Lest anyone think that the erstwhile avant-gardist has lapsed into easy listening, the midpoint of the work brings a passage of extraordinary eeriness. For some years, Frey has been fascinated by a technique he calls “halftone harmonics,” in which a string player uses special fingering to coax two neighboring pitches from a single string, with whispery overtones attached. (You can see the composer-violist Anne Leilehua Lanzilotti give a video demonstration of the technique, with Frey offering guidance.) Frey’s Second String Quartet and Third String Quartet, his most celebrated works to date, show the bewitching power of these sonorities. This passage is from the Third Quartet, composed between 2010 and 2014:

Audio: Quatuor Bozzini (Edition Wandelweiser Records).

When a large group of strings adopts this technique, strange sonic mirages occur. Frey explained, “Every player gets a different tone from the others, creating this halo of overtones. When I tried it out with a string orchestra, I found something extremely surprising: it sounds like bells coming from outside. Someone actually said to me, ‘That was a wonderful chord—too bad about the church bells!’ ” You can get a hint of the effect in the SWR2 broadcast; it occurs fourteen minutes in.

After an extended silence—“In case anyone thinks there are actual bells, they will realize it is not so,” Frey joked—the phantom bells ring again, with distant thumps of timpani underneath. From here on, a kind of recapitulation begins, with the slow chords and the circling music augmented by new elements, such as a quivering pattern in the violas and a thick, brooding chord in the brass. A final emptying-out process leads to a coda dominated by the plucking of strings, the tapping of steel plates, and the dark heartbeat of timpani.

The audience at Donaueschingen tends to be a combative one, apt to reject music that departs from long-standing norms of modernist severity. A few loud boos can be heard in the broadcast; perhaps these listeners perceived a lack of adventurousness in Frey’s harmony. To my ears, “Elemental Realities” was stylistically more radical than other works on offer at the festival; at the same time, it was more assured in its formal control.

Frey’s mindfulness of tradition is perhaps the most fruitful contradiction in his creative makeup. As a clarinettist, he has immersed himself in the standard repertory and can easily fall into the role of the devoted symphonic connoisseur.
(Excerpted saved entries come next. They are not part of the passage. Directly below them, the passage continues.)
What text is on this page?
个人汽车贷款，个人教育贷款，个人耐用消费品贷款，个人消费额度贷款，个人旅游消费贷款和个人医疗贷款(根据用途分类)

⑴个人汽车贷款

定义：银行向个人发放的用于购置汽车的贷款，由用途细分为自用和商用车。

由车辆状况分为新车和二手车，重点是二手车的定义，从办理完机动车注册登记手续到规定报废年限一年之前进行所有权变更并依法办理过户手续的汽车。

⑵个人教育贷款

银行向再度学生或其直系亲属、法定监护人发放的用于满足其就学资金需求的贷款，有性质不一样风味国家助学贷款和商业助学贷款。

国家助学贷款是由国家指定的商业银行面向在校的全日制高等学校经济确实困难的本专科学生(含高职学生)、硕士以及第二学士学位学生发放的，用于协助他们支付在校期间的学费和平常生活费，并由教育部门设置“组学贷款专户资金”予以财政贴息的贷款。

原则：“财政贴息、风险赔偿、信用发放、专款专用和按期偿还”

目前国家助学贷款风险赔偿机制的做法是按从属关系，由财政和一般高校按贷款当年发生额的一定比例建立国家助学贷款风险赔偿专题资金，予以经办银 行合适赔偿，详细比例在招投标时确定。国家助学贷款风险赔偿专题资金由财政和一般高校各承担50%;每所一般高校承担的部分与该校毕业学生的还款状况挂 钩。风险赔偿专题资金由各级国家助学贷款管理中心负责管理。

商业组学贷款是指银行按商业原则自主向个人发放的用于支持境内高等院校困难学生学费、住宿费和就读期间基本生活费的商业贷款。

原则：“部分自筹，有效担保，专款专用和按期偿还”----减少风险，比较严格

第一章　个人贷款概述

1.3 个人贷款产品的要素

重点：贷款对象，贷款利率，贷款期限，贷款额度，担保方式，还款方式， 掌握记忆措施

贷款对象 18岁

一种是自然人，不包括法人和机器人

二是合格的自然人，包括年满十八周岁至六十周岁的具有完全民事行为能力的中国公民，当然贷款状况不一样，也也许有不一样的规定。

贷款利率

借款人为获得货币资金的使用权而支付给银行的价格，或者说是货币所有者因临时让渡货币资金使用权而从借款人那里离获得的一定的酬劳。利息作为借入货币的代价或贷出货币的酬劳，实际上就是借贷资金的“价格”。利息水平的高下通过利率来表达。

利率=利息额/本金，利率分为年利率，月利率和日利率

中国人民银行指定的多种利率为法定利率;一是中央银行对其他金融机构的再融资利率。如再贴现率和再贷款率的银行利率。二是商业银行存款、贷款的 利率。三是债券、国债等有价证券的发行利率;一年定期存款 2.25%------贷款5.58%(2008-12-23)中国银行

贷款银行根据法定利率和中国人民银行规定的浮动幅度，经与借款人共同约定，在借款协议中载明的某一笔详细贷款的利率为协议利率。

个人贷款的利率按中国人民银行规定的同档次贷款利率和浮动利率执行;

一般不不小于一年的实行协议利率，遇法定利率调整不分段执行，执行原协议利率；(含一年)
When we met, the veteran conductor Bernard Haitink, a paragon of musical integrity, was about to lead his farewell concert, in Lucerne, and Frey lamented that he had been unable to obtain a ticket.

“I recently heard Haitink conduct Schubert’s ‘Unfinished,’ ” he told me, washing dishes in his kitchen. “It was exactly as it should be, nothing out of place. Some conductors make a big ritardando”— a momentary slowing of the tempo—“before the second theme. It is totally unnecessary. That long note in the horn, it is already a ritardando. It is such a clear decision by Schubert about the structure: he places this note here, just so. Tok!” Frey made a clicking noise with his tongue. “It is just a note—it is almost nothing. But it is so touching to me, because it is at the same time so full of emotion, with everything else suspended. Nothing needs to be added.”